You come through the corner between M and C riding into the short end of the arena energizing, engaging, and building power. It’s a good option to do this part in shoulder in. Turning at the center line, you don’t proceed directly up the middle. The turn is more like 45° and takes you on a straight line towards the second letter on the long side, in this case S. The line is as though you’re cutting a tab off the corner of the arena. As you find that line, you take the horse’s stored up energy and express it forward in powerful, lengthened strides (or if the horse is of an appropriate level in medium trot.) As you approach S, you maintain that angle relative to the track and regather/rebalance your horse in leg yielding nose to the wall. This allows you to push him back into “collection,” re-engaging his right hind leg and allowing the wall to help you make rebalancing half halts without having to pull on the reins. As the rebalancing works, you then straighten the horse parallel to the rail.

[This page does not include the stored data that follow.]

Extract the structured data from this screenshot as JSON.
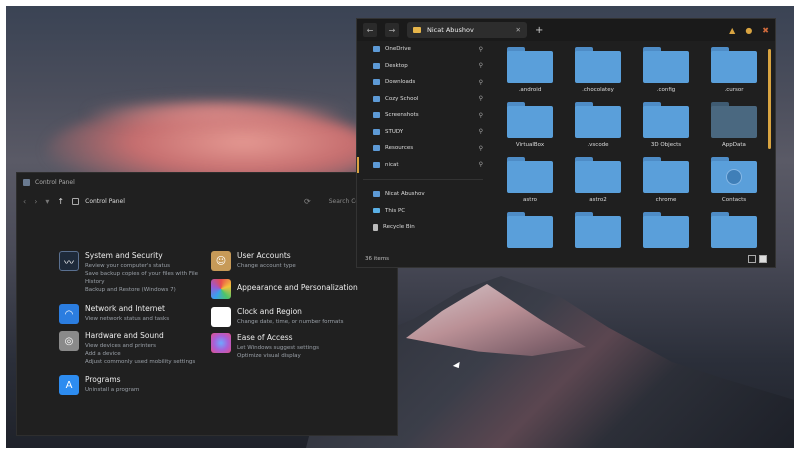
{
  "explorer": {
    "tab_title": "Nicat Abushov",
    "back_icon": "back-arrow-icon",
    "forward_icon": "forward-arrow-icon",
    "add_tab": "+",
    "close_tab": "✕",
    "window_controls": [
      "▲",
      "●",
      "✖"
    ],
    "sidebar": [
      {
        "label": "OneDrive",
        "pinned": true
      },
      {
        "label": "Desktop",
        "pinned": true
      },
      {
        "label": "Downloads",
        "pinned": true
      },
      {
        "label": "Cozy School",
        "pinned": true
      },
      {
        "label": "Screenshots",
        "pinned": true
      },
      {
        "label": "STUDY",
        "pinned": true
      },
      {
        "label": "Resources",
        "pinned": true
      },
      {
        "label": "nicat",
        "pinned": true
      }
    ],
    "sidebar_bottom": [
      {
        "label": "Nicat Abushov"
      },
      {
        "label": "This PC"
      },
      {
        "label": "Recycle Bin"
      }
    ],
    "pin_glyph": "📌",
    "folders": [
      {
        "label": ".android"
      },
      {
        "label": ".chocolatey"
      },
      {
        "label": ".config"
      },
      {
        "label": ".cursor"
      },
      {
        "label": "VirtualBox"
      },
      {
        "label": ".vscode"
      },
      {
        "label": "3D Objects"
      },
      {
        "label": "AppData"
      },
      {
        "label": "astro"
      },
      {
        "label": "astro2"
      },
      {
        "label": "chrome"
      },
      {
        "label": "Contacts"
      },
      {
        "label": ""
      },
      {
        "label": ""
      },
      {
        "label": ""
      },
      {
        "label": ""
      }
    ],
    "status": "36 items"
  },
  "control_panel": {
    "window_title": "Control Panel",
    "breadcrumb": "Control Panel",
    "search_placeholder": "Search Control Panel",
    "nav_arrows": [
      "‹",
      "›",
      "▾",
      "↑"
    ],
    "refresh": "⟳",
    "warn_glyph": "▲",
    "categories_left": [
      {
        "title": "System and Security",
        "links": [
          "Review your computer's status",
          "Save backup copies of your files with File History",
          "Backup and Restore (Windows 7)"
        ],
        "icon": "security-icon"
      },
      {
        "title": "Network and Internet",
        "links": [
          "View network status and tasks"
        ],
        "icon": "network-icon"
      },
      {
        "title": "Hardware and Sound",
        "links": [
          "View devices and printers",
          "Add a device",
          "Adjust commonly used mobility settings"
        ],
        "icon": "hardware-icon"
      },
      {
        "title": "Programs",
        "links": [
          "Uninstall a program"
        ],
        "icon": "programs-icon"
      }
    ],
    "categories_right": [
      {
        "title": "User Accounts",
        "links": [
          "Change account type"
        ],
        "icon": "users-icon"
      },
      {
        "title": "Appearance and Personalization",
        "links": [],
        "icon": "appearance-icon"
      },
      {
        "title": "Clock and Region",
        "links": [
          "Change date, time, or number formats"
        ],
        "icon": "clock-icon"
      },
      {
        "title": "Ease of Access",
        "links": [
          "Let Windows suggest settings",
          "Optimize visual display"
        ],
        "icon": "ease-icon"
      }
    ]
  }
}
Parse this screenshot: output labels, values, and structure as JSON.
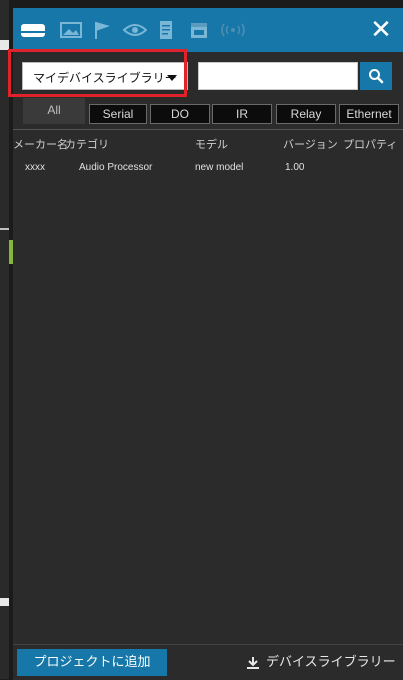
{
  "toolbar": {
    "icons": [
      "device-icon",
      "image-icon",
      "flag-icon",
      "eye-icon",
      "document-icon",
      "calendar-icon",
      "broadcast-icon"
    ],
    "close_label": "✕"
  },
  "library_selector": {
    "selected": "マイデバイスライブラリー"
  },
  "search": {
    "value": "",
    "placeholder": ""
  },
  "filter_tabs": [
    "All",
    "Serial",
    "DO",
    "IR",
    "Relay",
    "Ethernet"
  ],
  "table": {
    "columns": [
      "メーカー名",
      "カテゴリ",
      "モデル",
      "バージョン",
      "プロパティ"
    ],
    "rows": [
      [
        "xxxx",
        "Audio Processor",
        "new model",
        "1.00",
        ""
      ]
    ]
  },
  "footer": {
    "add_to_project": "プロジェクトに追加",
    "device_library": "デバイスライブラリー"
  },
  "colors": {
    "accent": "#1677a8",
    "panel": "#2b2b2b",
    "highlight": "#e0232b"
  }
}
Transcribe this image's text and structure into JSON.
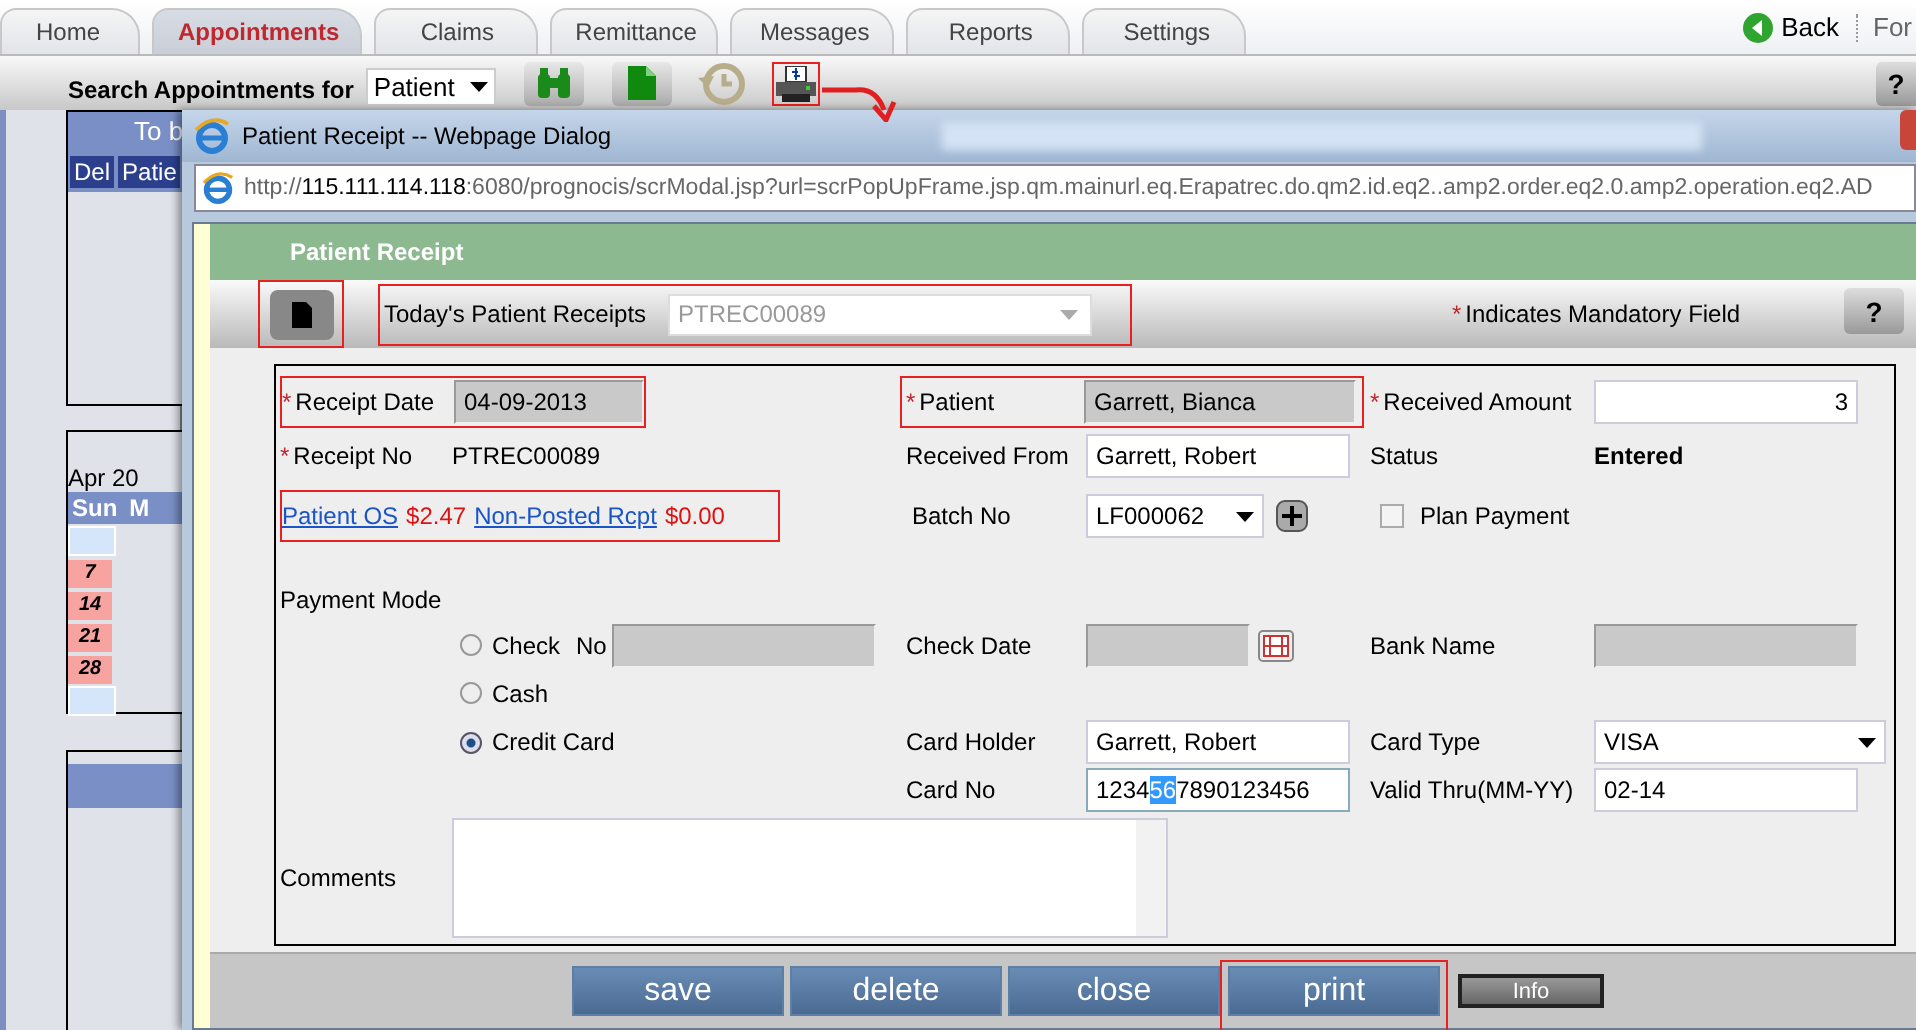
{
  "app_tabs": [
    {
      "label": "Home",
      "selected": false
    },
    {
      "label": "Appointments",
      "selected": true
    },
    {
      "label": "Claims",
      "selected": false
    },
    {
      "label": "Remittance",
      "selected": false
    },
    {
      "label": "Messages",
      "selected": false
    },
    {
      "label": "Reports",
      "selected": false
    },
    {
      "label": "Settings",
      "selected": false
    }
  ],
  "nav": {
    "back": "Back",
    "forward": "For"
  },
  "toolbar": {
    "search_label": "Search Appointments for",
    "search_by": "Patient",
    "help": "?",
    "print_highlighted": true
  },
  "left_panels": {
    "list_title": "To b",
    "columns": [
      "Del",
      "Patie"
    ],
    "month": "Apr 20",
    "weekdays": [
      "Sun",
      "M"
    ],
    "days": [
      "7",
      "14",
      "21",
      "28"
    ]
  },
  "dialog": {
    "title": "Patient Receipt -- Webpage Dialog",
    "url_scheme": "http://",
    "url_host": "115.111.114.118",
    "url_path": ":6080/prognocis/scrModal.jsp?url=scrPopUpFrame.jsp.qm.mainurl.eq.Erapatrec.do.qm2.id.eq2..amp2.order.eq2.0.amp2.operation.eq2.AD"
  },
  "header": "Patient Receipt",
  "receipt_bar": {
    "label": "Today's Patient Receipts",
    "value": "PTREC00089",
    "mark": "*",
    "note": "Indicates Mandatory Field",
    "help": "?"
  },
  "form": {
    "receipt_date": {
      "label": "Receipt Date",
      "value": "04-09-2013",
      "required": true,
      "disabled": true
    },
    "patient": {
      "label": "Patient",
      "value": "Garrett, Bianca",
      "required": true,
      "disabled": true
    },
    "received_amount": {
      "label": "Received Amount",
      "value": "3",
      "required": true
    },
    "receipt_no": {
      "label": "Receipt No",
      "value": "PTREC00089",
      "required": true
    },
    "received_from": {
      "label": "Received From",
      "value": "Garrett, Robert"
    },
    "status": {
      "label": "Status",
      "value": "Entered"
    },
    "balances": {
      "patient_os": "Patient OS",
      "patient_os_amount": "$2.47",
      "non_posted": "Non-Posted Rcpt",
      "non_posted_amount": "$0.00"
    },
    "batch_no": {
      "label": "Batch No",
      "value": "LF000062"
    },
    "plan_payment": {
      "label": "Plan Payment",
      "checked": false
    },
    "payment_mode": "Payment Mode",
    "modes": [
      {
        "label": "Check",
        "selected": false
      },
      {
        "label": "Cash",
        "selected": false
      },
      {
        "label": "Credit Card",
        "selected": true
      }
    ],
    "check_no": {
      "label": "No",
      "disabled": true
    },
    "check_date": {
      "label": "Check Date",
      "disabled": true
    },
    "bank_name": {
      "label": "Bank Name",
      "disabled": true
    },
    "card_holder": {
      "label": "Card Holder",
      "value": "Garrett, Robert"
    },
    "card_type": {
      "label": "Card Type",
      "value": "VISA"
    },
    "card_no": {
      "label": "Card No",
      "value_parts": [
        "1234",
        "56",
        "7890123456"
      ]
    },
    "valid_thru": {
      "label": "Valid Thru(MM-YY)",
      "value": "02-14"
    },
    "comments": {
      "label": "Comments"
    }
  },
  "actions": [
    {
      "label": "save",
      "highlighted": false
    },
    {
      "label": "delete",
      "highlighted": false
    },
    {
      "label": "close",
      "highlighted": false
    },
    {
      "label": "print",
      "highlighted": true
    }
  ],
  "info": "Info"
}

The principal points of the exercise are these:

To make a successful lengthening, start with energy and balance before the fact. Don’t try to create that energy in the middle of the movement.

Do the actual lengthening for a relatively short distance so as to maintain the balance and throughness.

Regather before you lose those qualities and do so by re-activating and re-engaging from back to front, not by using a restraining hand. The lateral movement along the rail helps keep your horse supple and less inclined to brace against the hand in the downward transition.

In our current incarnation of dressage tests this is not a radical concept. We see lots of examples of lengthenings and mediums performed on a partial or short diagonal. This was much less the case back in the early 80s when Major Lindgren was writing his manuscript. I remember in the 1970s every lower level lengthened trot was asked for immediately after a transition down from canter, as though that was the only way a horse would have accumulated enough energy to produce one. The state of the “art” at that time meant that most of those lengthenings tended to hurry, lacked cadence, and petered out across the diagonal. In fact, when the 1979 tests came out and a third test at Second Level was introduced, we were shocked that right after the centerline entrance, the first movement was a medium trot. I wasn’t the only one who reacted, “How in the world can a horse be expected to do that?”

This exercise helps develop the mindset that the lengthening should always be alive within the working or collected trot just waiting to be tapped.